Akorn to Acquire Hi-Tech Pharmacal for $640 Million

LAKE FOREST, Ill.--(BUSINESS WIRE)-- Akorn, Inc. (NASDAQ: AKRX) and Hi-Tech Pharmacal Co., Inc. (NASDAQ: HITK) today announced that they have entered into a definitive agreement under which Akorn will acquire Hi-Tech for $640 million in cash.
Hi-Tech is a specialty pharmaceutical company developing, manufacturing and marketing generic and branded prescription and over-the-counter (OTC) products. Hi-Tech specializes in difficult to manufacture liquid and semi-solid dosage forms and produces and markets a range of oral solutions and suspensions, as well as topical ointments and creams, nasal sprays, otics, sterile ophthalmics and sterile ointment and gels products. Hi-Tech’s Health Care Products division is a leading developer and marketer of OTC products. Hi-Tech's ECR Pharmaceuticals subsidiary markets branded prescription products.
Under the terms of the agreement, Akorn will pay $640 million in cash, or $43.50 per share. This represents a 23.5% premium over the closing price on August 26. Akorn expects to achieve between $15 million and $20 million in annual run-rate synergies within 12 months of close. The combined company is expected to have annual revenues in excess of $500 million and the transaction is expected to be accretive to Akorn’s non-GAAP adjusted earnings per share immediately upon closing. Assuming the transaction occurred on January 1, 2013 and assuming the full realization of synergies, the acquisition would have been approximately 40% accretive to Akorn’s expected 2013 non-GAAP adjusted earnings per share.
Raj Rai, Akorn’s Chief Executive Officer, commented, “This is a transformative event for our company. The portfolio of Hi-Tech products is a great strategic fit to our currently marketed products as it diversifies our offering to our retail customers beyond ophthalmics to other niche dosage forms such as oral liquids, topical creams and ointments, nasal sprays and otics. In addition, we are excited about Hi-Tech’s product pipeline which would further enhance growth opportunities for the combined platform.”
Rai further added, “The acquisition of Hi-Tech will also add branded OTC products in the categories of cough & cold, nasals, and topicals to Akorn’s existing TheraTears® brand of eye care products. We also plan to capitalize on the manufacturing capabilities of Hi-Tech to further expand our presence in the private label OTC business.”
Hi-Tech’s Chief Executive Officer, David Seltzer, said, “We are excited about the transaction as it delivers compelling value to our shareholders. The combined portfolio of marketed products and products in development offer a very unique platform with great growth potential. We are very pleased to be joining forces with Akorn and their strong management team led by Raj Rai.”
Key Benefits of the Transaction
Creates a larger, more diversified specialty generics player
The combination strengthens Akorn’s current position as the third largest U.S. generic ophthalmic player, and broadens the product offering to include other niche dosage forms such as oral liquids, topical creams and ointments, nasal sprays and otics. Also, this transaction significantly increases Akorn’s retail presence in both prescription and OTC products.
Expands Pipeline
Akorn currently has 57 abbreviated new drug applications (ANDAs) filed with the U.S. Food and Drug Administration (FDA) with a combined annual addressable IMS market size of approximately $5.6 billion. Hi-Tech has 18 filed ANDAs with a combined annual addressable IMS market size of approximately $2.6 billion.

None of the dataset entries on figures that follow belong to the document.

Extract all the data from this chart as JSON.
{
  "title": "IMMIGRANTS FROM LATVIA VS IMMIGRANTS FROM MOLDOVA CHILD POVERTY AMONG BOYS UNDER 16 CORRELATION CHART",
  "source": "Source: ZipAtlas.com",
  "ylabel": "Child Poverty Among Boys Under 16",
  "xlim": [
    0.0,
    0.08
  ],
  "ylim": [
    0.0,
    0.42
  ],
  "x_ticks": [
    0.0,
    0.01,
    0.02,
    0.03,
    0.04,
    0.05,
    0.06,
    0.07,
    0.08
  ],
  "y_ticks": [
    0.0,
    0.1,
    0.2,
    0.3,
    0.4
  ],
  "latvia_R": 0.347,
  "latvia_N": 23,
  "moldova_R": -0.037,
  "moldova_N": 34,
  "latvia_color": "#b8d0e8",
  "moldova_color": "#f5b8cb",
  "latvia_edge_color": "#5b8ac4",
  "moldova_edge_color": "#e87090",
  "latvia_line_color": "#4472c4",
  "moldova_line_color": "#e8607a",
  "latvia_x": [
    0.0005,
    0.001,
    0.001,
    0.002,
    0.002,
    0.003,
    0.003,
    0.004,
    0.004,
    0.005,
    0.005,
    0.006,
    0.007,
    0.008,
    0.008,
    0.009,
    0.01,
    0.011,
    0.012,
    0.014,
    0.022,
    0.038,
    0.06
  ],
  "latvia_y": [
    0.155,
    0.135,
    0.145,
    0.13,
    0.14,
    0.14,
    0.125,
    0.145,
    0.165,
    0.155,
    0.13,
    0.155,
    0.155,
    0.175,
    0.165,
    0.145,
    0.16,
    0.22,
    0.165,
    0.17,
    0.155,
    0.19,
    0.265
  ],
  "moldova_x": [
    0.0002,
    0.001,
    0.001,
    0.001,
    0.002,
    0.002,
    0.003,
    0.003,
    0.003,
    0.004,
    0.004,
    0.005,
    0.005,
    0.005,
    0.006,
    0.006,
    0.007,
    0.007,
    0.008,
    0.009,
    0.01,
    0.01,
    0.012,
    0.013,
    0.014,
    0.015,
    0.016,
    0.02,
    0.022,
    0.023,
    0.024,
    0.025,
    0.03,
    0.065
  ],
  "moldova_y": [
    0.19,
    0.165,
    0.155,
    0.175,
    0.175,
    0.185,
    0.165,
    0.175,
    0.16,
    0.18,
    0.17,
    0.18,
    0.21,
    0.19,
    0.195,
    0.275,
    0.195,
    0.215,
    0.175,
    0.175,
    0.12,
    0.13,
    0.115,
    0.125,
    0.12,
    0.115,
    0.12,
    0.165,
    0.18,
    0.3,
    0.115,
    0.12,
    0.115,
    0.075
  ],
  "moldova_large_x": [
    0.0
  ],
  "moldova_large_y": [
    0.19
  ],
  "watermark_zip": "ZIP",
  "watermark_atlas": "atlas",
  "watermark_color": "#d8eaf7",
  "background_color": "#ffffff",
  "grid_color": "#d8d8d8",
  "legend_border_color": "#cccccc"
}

Financially Compelling and Immediately Accretive
The transaction is expected to be accretive to non-GAAP earnings immediately upon closing, before synergies. Assuming the transaction occurred on January 1, 2013 and assuming the full realization of synergies, the acquisition would have been approximately 40% accretive to Akorn’s expected 2013 non-GAAP adjusted earnings per share.
Significant Synergies Expected
Akorn expects to achieve between $15 million and $20 million in annual synergies through operating efficiencies.
Strong Combined Cash Flow Allows for Rapid Debt Repayment
Upon closing, the combined company will have a strong balance sheet and attractive cash flow, giving it financial flexibility to pursue continued growth initiatives while paying down debt.
Transaction Terms
Under the terms of the agreement, Akorn will acquire Hi-Tech for $640 million, or $43.50 per share. Akorn intends to fund the transaction through a combination of Hi-Tech cash assumed and approximately $600 million in term loan borrowings. As of the fiscal year-ended April 30, 2013, Hi-Tech had $100.6 million in cash and cash equivalents. Fully committed financing for the transaction has been provided by JPMorgan Chase Bank, N.A.